После традиционных заклинаний о нерушимой суверенности обеих республик, единении братских народов и так далее одной строчкой следовало скромное упоминание о целесообразности паритетного подхода к финансово-денежной политике нового государства.
Именно это и было камнем преткновения на многотрудном пути объединения, на который первыми вступили Ельцин и Лукашенко. Все эти годы белорусы требовали распределить эмиссионную нагрузку между обоими Центробанками, справедливо опасаясь, что братская Россия, подтянув все под себя, начнёт печатать ровно столько рублей, сколько ей самой потребно, а к нуждам равноправного партнёра отнесётся без должного понимания. Россия же с достаточными основаниями полагала, что если доверить печатание денег братской Белоруссии, то та обрушит всю рублёвую зону со скоростью, зависящей только от производительности печатного станка.
Беспрецедентный характер сделанной Россией уступки предполагал, естественно, наличие некоего противовеса, который не замедлил обнаружиться в следующем же абзаце.
На время неизбежного переходного периода президентом союзного государства становится действующий президент Российской Федерации. При этом свои теперешние полномочия он с себя слагает. Вернее, уже сложил, ибо договор вступил в силу минут десять назад, в момент подписания.
Есть какие-то тонкости с ратификацией всеми палатами обоих парламентов, но за этим, если иметь в виду расстановку политических сил, дело не станет.
— Вот оно что, — сказал Карнович Дженни, которая уже выбросила в Интернет первый текстовый файл, наговорённый ею в микрофон мобильного телефона. — Вот оно что… Называется это — государственный переворот.
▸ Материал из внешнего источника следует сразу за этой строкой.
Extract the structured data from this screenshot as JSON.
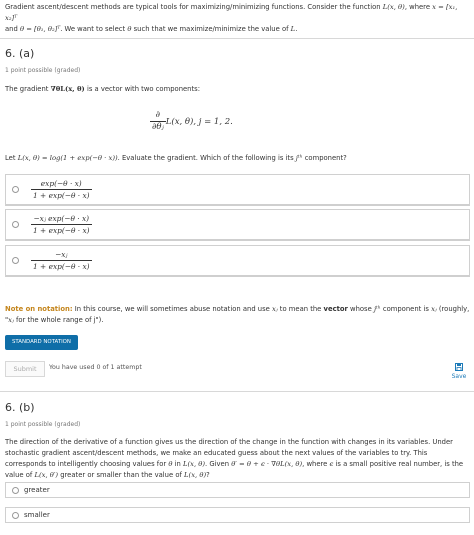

Очень изящно сделано. Сели, подумали, договорились, подготовились как надо… Что особо надо отметить — недовольных не будет. Всем выгодно.
— Почему?
— Потому что. Президент — теперь уже бывший — наконец добился обещанного: получил почётное назначение. Ему хорошо. Всем партиям, включая Восточную Группу, даётся возможность побороться за президентское кресло в России. В рамках закона, без всяких силовых приёмчиков. Журналистам, пиарщикам, политтехнологам — просто подарок. Они сейчас своё материальное благосостояние так поднимут… А то застоялись.
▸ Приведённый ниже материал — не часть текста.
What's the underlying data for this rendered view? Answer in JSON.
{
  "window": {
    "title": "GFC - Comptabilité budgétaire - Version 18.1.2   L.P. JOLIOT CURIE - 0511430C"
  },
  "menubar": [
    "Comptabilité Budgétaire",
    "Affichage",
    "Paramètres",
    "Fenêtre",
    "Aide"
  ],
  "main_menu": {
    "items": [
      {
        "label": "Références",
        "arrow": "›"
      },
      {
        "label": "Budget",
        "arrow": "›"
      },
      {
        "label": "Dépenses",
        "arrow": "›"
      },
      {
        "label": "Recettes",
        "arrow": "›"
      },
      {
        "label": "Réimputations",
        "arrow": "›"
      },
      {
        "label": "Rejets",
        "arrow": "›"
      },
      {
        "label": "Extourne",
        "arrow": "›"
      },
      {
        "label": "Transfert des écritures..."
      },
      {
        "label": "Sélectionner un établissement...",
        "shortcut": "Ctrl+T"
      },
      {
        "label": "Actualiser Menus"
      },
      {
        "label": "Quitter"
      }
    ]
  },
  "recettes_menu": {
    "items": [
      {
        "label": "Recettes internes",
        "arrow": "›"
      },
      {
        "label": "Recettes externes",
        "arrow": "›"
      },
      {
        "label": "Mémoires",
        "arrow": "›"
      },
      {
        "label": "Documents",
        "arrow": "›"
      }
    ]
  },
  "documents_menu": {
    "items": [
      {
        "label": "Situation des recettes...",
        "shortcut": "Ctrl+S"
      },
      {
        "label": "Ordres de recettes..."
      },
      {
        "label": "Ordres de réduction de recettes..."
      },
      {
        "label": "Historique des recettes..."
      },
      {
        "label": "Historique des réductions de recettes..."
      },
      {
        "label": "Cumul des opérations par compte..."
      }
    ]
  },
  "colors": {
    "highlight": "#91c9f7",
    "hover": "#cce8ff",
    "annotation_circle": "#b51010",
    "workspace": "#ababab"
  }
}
— Вы считаете, что в России будут новые президентские выборы? — Дженни включила диктофон.
— Обязательно. По закону. А пока… — тут Карнович хлопнул себя по лбу. — Я же только сейчас сообразил. Дженни! Записывай. Предсказание будущего. Называю фамилию следующего президента России и готов заключить пари. Моя ставка… — он задумался и решительно объявил: — Десять тысяч долларов. Больше просто сейчас нету. Следующим президентом России будет ваш хороший актёр и мой красный матрос, нынешний председатель правительства Рогов Федор Фёдорович.
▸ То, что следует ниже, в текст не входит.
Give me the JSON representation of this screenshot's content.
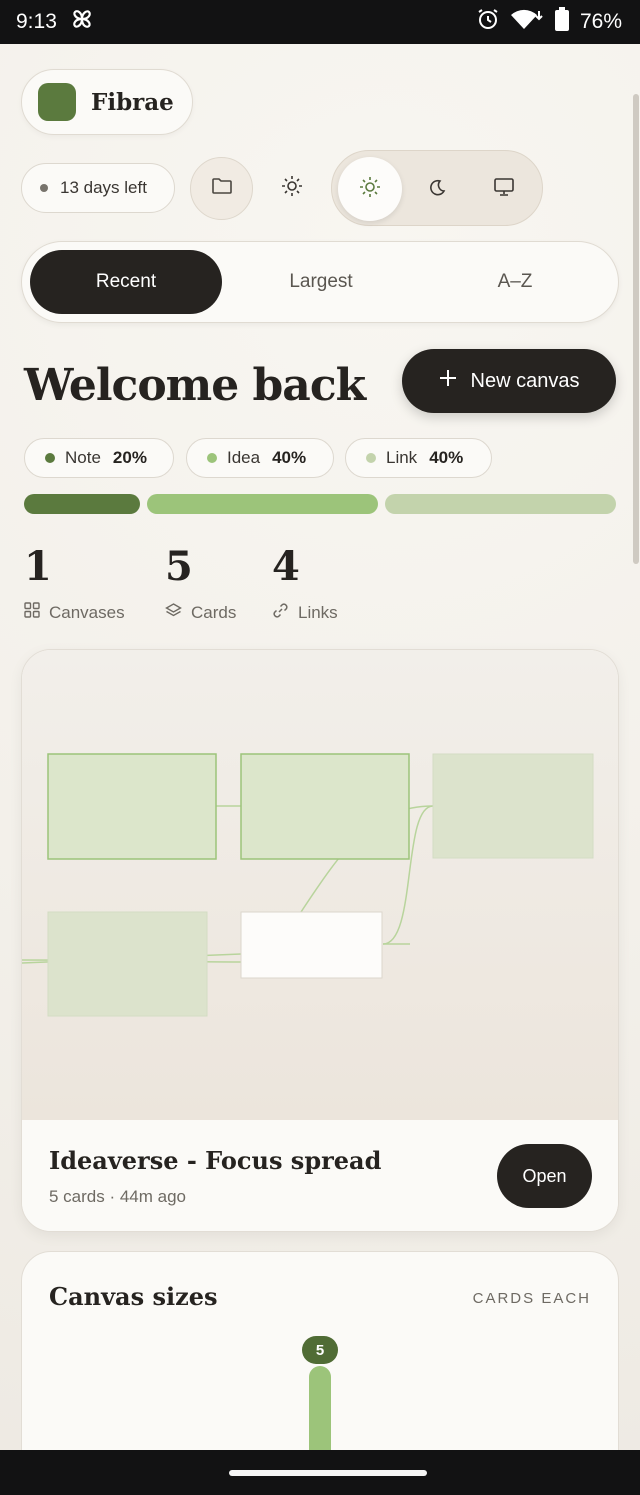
{
  "status_bar": {
    "time": "9:13",
    "battery": "76%"
  },
  "brand": {
    "name": "Fibrae"
  },
  "trial": {
    "label": "13 days left"
  },
  "sort": {
    "tabs": [
      "Recent",
      "Largest",
      "A–Z"
    ],
    "active": "Recent"
  },
  "header": {
    "title": "Welcome back",
    "new_canvas_label": "New canvas"
  },
  "mix": {
    "items": [
      {
        "label": "Note",
        "percent": "20%",
        "color": "#5b7a3e"
      },
      {
        "label": "Idea",
        "percent": "40%",
        "color": "#9cc47a"
      },
      {
        "label": "Link",
        "percent": "40%",
        "color": "#c3d3ac"
      }
    ],
    "fractions": [
      0.2,
      0.4,
      0.4
    ]
  },
  "stats": [
    {
      "value": "1",
      "label": "Canvases",
      "icon": "grid-icon"
    },
    {
      "value": "5",
      "label": "Cards",
      "icon": "layers-icon"
    },
    {
      "value": "4",
      "label": "Links",
      "icon": "link-icon"
    }
  ],
  "canvas_card": {
    "title": "Ideaverse - Focus spread",
    "meta": "5 cards · 44m ago",
    "open_label": "Open"
  },
  "sizes": {
    "title": "Canvas sizes",
    "subtitle": "CARDS EACH",
    "badge": "5"
  },
  "colors": {
    "dark": "#262320",
    "accent": "#5b7a3e",
    "idea": "#9cc47a",
    "link": "#c3d3ac"
  }
}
Дженни решительно замотала головой.
— Это невозможно! Его никто не знает. Он… Как это… Не-изби-раем, — выговорила она по слогам трудное русское слово.
— Хотите принять пари?
— Нет. Я не азартная.
— Да что вы говорите? Впрочем, правильно делаете. Если выключите диктофон, объясню, почему правильно.
Дженни послушно нажала кнопку и приготовилась слушать.
— Именно он будет, по закону, исполнять обязанности президента до выборов. Следовательно, в его распоряжении уже сегодня колоссальный административный ресурс. Раз.
Его заявления насчёт кавказской проблемы однозначны — надо воевать. Эта война станет невероятно популярной и будет работать на него. Два.
Ни одного сколько-нибудь влиятельного генерала, который мог бы вступить в игру, в Москве сейчас нет, они все в Чечне, и будут там скакать по горам, пока не поймают последнего международного террориста. Это занятие, поверьте мне, на всю жизнь. Уж я-то Кавказ знаю. Три.
И ещё. Тут все строят гипотезы — куда запропастились наши великие олигархи? Чего это их всех вдруг в провинции потянуло? А у меня своё мнение есть, и чем больше я думаю, тем сильнее в это верю. Наши нувориши с самого начала были в курсе всей этой затеи, и сейчас спешно готовят в регионах будущую президентскую кампанию. И деньги сейчас туда идут бешеные, и инициатива уже захвачена. Так что Восточная Группа, или кто там ещё захочет потягаться за Кремль, могут отдыхать. Это четыре.